Jerozolima wciąż dzieli
Piąty dzień zamieszek
Jerozolima wciąż dzieli
Umrzeć za Jerozolimę - komentarz
W poniedziałek, już piąty dzień z rzędu, w strefie Gazy i na Zachodnim Brzegu Jordanu trwały zamieszki. W prawdziwe pole bitwy przekształciły się także zamieszkane przez Arabów obszary na północy Izraela.

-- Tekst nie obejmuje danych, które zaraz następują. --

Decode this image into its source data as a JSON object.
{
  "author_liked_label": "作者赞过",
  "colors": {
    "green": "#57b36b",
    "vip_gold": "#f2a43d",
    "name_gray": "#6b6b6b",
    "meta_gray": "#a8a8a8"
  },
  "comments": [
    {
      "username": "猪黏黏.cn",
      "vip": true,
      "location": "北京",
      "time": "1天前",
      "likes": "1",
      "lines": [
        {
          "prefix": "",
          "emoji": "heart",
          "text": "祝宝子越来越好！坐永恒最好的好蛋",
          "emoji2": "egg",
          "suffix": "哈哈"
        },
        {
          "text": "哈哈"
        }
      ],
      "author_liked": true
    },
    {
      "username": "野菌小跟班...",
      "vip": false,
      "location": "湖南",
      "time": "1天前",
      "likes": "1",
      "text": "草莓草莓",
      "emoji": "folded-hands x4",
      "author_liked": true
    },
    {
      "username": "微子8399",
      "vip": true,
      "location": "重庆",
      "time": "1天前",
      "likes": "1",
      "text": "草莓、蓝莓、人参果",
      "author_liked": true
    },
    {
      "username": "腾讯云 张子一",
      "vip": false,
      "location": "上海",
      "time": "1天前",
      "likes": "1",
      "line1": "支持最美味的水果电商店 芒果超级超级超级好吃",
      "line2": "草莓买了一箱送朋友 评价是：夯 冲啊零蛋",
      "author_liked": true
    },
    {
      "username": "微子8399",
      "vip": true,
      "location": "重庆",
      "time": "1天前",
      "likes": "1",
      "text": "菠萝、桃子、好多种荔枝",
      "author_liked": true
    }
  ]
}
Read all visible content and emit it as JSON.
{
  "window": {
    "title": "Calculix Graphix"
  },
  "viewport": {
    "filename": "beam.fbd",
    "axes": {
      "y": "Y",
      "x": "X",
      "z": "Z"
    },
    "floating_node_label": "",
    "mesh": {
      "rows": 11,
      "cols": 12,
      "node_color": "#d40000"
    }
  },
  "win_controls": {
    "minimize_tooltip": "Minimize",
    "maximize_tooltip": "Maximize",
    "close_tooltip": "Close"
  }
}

Palestyńczycy i Arabowie izraelscy stanowiący 20 proc. mieszkańców państwa żydowskiego atakowali izraelskie siły bezpieczeństwa, które odpowiedziały ogniem. Jak podała agencja AFP, w dotychczasowych starciach zginęło 56 osób, z których dziewiętnaście poniosło śmierć w poniedziałek. Wśród zabitych jest czterdziestu czterech Palestyńczyków, dziewięciu Arabów, obywateli Izraela, w tym sześciu w poniedziałek, oraz trzech Żydów. Wydaje się, że żadna ze stron nie kontroluje już sytuacji. Wezwania i apele z całego świata nie odnoszą skutku, w grę wchodzą bowiem emocje.
Trzynastoletni Palestyńczyk zginął - podała AFP - a czterech innych zostało ranionych przez żołnierzy izraelskich w poniedziałek, kiedy grupa młodzieży zaatakowała posterunek armii izraelskiej koło żydowskiego osiedla Netzarim w strefie Gazy. Młodzi Palestyńczycy zerwali i podpalili izraelską flagę. Setki innych obrzuciły kamieniami żołnierzy izraelskich, którzy w rewanżu zaczęli strzelać. Dwu Arabów zginęło w...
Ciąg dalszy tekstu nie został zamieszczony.